MORE gravity anomalies uncertainty. Top panel: nominal mission. Bottom panel: extended mission (from Imperi et al. 2018)

Fig. 11
figure 11

Mercury degree strength maps; top panel: nominal mission, bottom panel: extended mission

Fig. 12
figure 12

Percentage of Mercury surface mapped at a given degree strength, for the nominal and the extended mission. The area below each curve is unity (\(100\%\))

The predicted uncertainties connected to the estimate of static quadrupole coefficients, the tidal Love number \(k_{2}\), and the rotational parameters, are reported in Table 6.

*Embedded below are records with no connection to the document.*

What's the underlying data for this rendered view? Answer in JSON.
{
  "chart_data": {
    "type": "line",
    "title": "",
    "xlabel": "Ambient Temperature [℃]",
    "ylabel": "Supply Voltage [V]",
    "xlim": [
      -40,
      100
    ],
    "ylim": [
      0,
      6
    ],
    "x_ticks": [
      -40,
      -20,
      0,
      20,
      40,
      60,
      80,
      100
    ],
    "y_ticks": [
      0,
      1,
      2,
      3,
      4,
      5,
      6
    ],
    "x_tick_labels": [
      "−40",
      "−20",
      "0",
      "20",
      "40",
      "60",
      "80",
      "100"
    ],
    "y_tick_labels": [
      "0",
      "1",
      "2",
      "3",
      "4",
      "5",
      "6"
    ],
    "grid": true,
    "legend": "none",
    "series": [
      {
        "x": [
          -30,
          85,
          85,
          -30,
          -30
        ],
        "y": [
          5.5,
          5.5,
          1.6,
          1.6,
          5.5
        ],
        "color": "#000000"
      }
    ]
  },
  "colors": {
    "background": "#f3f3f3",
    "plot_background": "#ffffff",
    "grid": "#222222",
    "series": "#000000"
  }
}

Table 6 MORE formal accuracies for the estimate of the degree 2 coefficients of Mercury’s gravity field, Love number \(k_{2}\), and rotational parameters. Right ascension RA, declination, obliquity and 88 days librations in longitude

Determining both the real and imaginary part of the tidal love number \(k_{2}\) at the levels indicated in Table 6 could give fundamental information and constraints on the interior structure of Mercury. The concentration factor \({C} / {\mathit{MR}^{2}}\) can be estimated with an accuracy of \(2.1\times 1 0^{-3}\), given a predicted uncertainty on the obliquity measurement of \(1\times 1 0^{-3}\) arcmin. However, as stated in Sect. 1, the reliability of this prediction is affected by the influence that a large inner core (Peale et al. 2016), if present, would have on the obliquity. The 88 days libration in longitude can be estimated with an accuracy of 1.5 m at the equator, enabling the detection of a large inner core inside the outer liquid core (Van Hoolst et al. 2012). The value presented in Table 6 would be reduced by a factor of ∼1.5–2 in the case of the extended mission.

Conclusions

This paper is intended to provide a reference for the overall setup of the Mercury Orbiter Radioscience Experiment (MORE), including the novel radio system, the in-flight operations during cruise and at Mercury, and summarize the expected results in geodesy, relativity and space navigation. Together with the other onboard instruments, especially the Italian Spring Accelerometer (ISA), the BELA laser altimeter, the MERMAG magnetometer and the HRIC camera, MORE is set to improve our knowledge of the interior structure of the planet Mercury, answering many questions left open by the extraordinary MESSENGER mission. This work is based on the established hardware configuration and the predictions of the many numerical simulations carried out over the past years. We are also aware that parts of its content will be superseded once MORE and BepiColombo will start producing new data and new discoveries.